Trump bezeichnet Schiedsrichter nach FIFA-Aufhebung der US-Stürmer-Sperre als „verdächtig“; Brasilien und Collina verteidigen Claus
US-Präsident Donald Trump bezeichnete den brasilianischen Schiedsrichter Raphael Claus nach der Aufhebung der Rot-Sperre gegen US-Stürmer Folarin Balogun durch die FIFA als „verdächtig“, sodass dieser im WM-K.o.-System antreten darf. Der brasilianische Fußballverband und FIFA-Schiedsrichterchef Pierluigi Collina haben die Integrität von Claus verteidigt.
Der Vorfall
Am 2. Juli wurde US-Stürmer Folarin Balogun in der 19. Minute der zweiten Halbzeit gegen Bosnien und Herzegowina nach einer VAR-Überprüfung wegen eines schweren Fouls an Tarik Muharemovic des Feldes verwiesen. Die direkte Rote Karte bedeutete eine automatische Sperre von einem Spiel, sodass er im Achtelfinale gegen Belgien ausfiel.
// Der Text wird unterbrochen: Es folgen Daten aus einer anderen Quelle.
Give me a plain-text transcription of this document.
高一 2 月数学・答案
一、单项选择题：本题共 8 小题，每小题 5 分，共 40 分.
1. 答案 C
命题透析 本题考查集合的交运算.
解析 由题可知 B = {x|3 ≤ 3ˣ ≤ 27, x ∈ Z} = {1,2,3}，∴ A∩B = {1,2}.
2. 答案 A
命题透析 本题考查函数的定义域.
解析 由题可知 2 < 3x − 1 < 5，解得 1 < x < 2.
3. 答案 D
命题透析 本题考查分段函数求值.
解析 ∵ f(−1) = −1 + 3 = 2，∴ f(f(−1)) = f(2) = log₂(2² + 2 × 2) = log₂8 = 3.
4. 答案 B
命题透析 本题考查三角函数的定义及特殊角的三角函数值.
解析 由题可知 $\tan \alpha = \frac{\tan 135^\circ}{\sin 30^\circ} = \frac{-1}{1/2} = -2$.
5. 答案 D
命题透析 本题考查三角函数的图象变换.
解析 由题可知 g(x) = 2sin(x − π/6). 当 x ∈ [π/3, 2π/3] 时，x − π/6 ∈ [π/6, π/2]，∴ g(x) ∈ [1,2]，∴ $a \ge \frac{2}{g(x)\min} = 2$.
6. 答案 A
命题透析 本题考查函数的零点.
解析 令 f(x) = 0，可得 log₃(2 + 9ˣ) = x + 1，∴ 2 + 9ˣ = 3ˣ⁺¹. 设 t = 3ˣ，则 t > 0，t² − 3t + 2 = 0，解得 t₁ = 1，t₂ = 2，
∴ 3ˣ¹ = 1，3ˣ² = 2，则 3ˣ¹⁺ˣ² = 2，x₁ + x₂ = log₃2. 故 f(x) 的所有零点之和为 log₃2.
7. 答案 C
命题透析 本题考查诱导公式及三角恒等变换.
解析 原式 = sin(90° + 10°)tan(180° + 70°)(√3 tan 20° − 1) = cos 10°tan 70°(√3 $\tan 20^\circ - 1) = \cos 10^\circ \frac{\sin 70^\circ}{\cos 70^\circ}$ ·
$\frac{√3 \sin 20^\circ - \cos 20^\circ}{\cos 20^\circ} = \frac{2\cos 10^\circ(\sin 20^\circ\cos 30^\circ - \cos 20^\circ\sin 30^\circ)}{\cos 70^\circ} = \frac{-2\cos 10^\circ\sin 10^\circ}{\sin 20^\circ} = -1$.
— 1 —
FIFA-überraschende Suspendierung
Das Disziplinarkomitee der FIFA hob die Sperre unerwartet auf, sodass Balogun spielen konnte. Die Entscheidung wurde vom Berufungskomitee bestätigt, das den Einspruch des belgischen Verbandes zurückwies. Der Schritt löste Vorwürfe politischer Einmischung aus.
Trumps Eingreifen
Präsident Trump bezeichnete die Rote Karte im Oval Office als „ungerecht“ und den Schiedsrichter als „etwas verdächtig“ und verwies auf frühere, fallengelassene Spielmanipulationsvorwürfe gegen Claus. Trump räumte ein, FIFA-Präsident Infantino kontaktiert zu haben.
Der Schiedsrichter ist etwas verdächtig … Ich will keine Kontroversen schüren, aber er ist verdächtig.
Verteidigung von Claus
Der brasilianische Fußballverband (CBF) gab eine Erklärung ab, in der er jede Andeutung gegen die Integrität von Claus zurückwies und ihn als „vorbildlichen Profi“ bezeichnete. FIFA-Schiedsrichterchef Pierluigi Collina verteidigte Claus ebenfalls und erklärte, er sei ein „erfahrener und hoch angesehener“ Offizieller.
Raphael Claus leitet seine zweite Weltmeisterschaft … wir haben volles Vertrauen in ihn als zuverlässigen Spieloffiziellen.
Fragen zu Legalität und Transparenz
Der Sportrechtler Enrico Lubrano kritisierte die „absolute Intransparenz“ der FIFA und argumentierte, dass die automatische Sperre ohne klare Begründung nicht hätte aufgehoben werden dürfen. Er wies darauf hin, dass der belgische Verband beim Internationalen Sportgerichtshof (CAS) Berufung auf Schadensersatz einlegen könnte.
Es herrscht absolute Intransparenz seitens der FIFA.
Brasiliens Ausscheiden
Der frühere brasilianische Star Paulo Roberto Falcao kommentierte Brasiliens WM-Aus mit den Worten, der Zyklus von Trainer Carlo Ancelotti habe gerade erst begonnen, und der Fall Balogun sei „inakzeptabel, aber heute ist alles möglich“.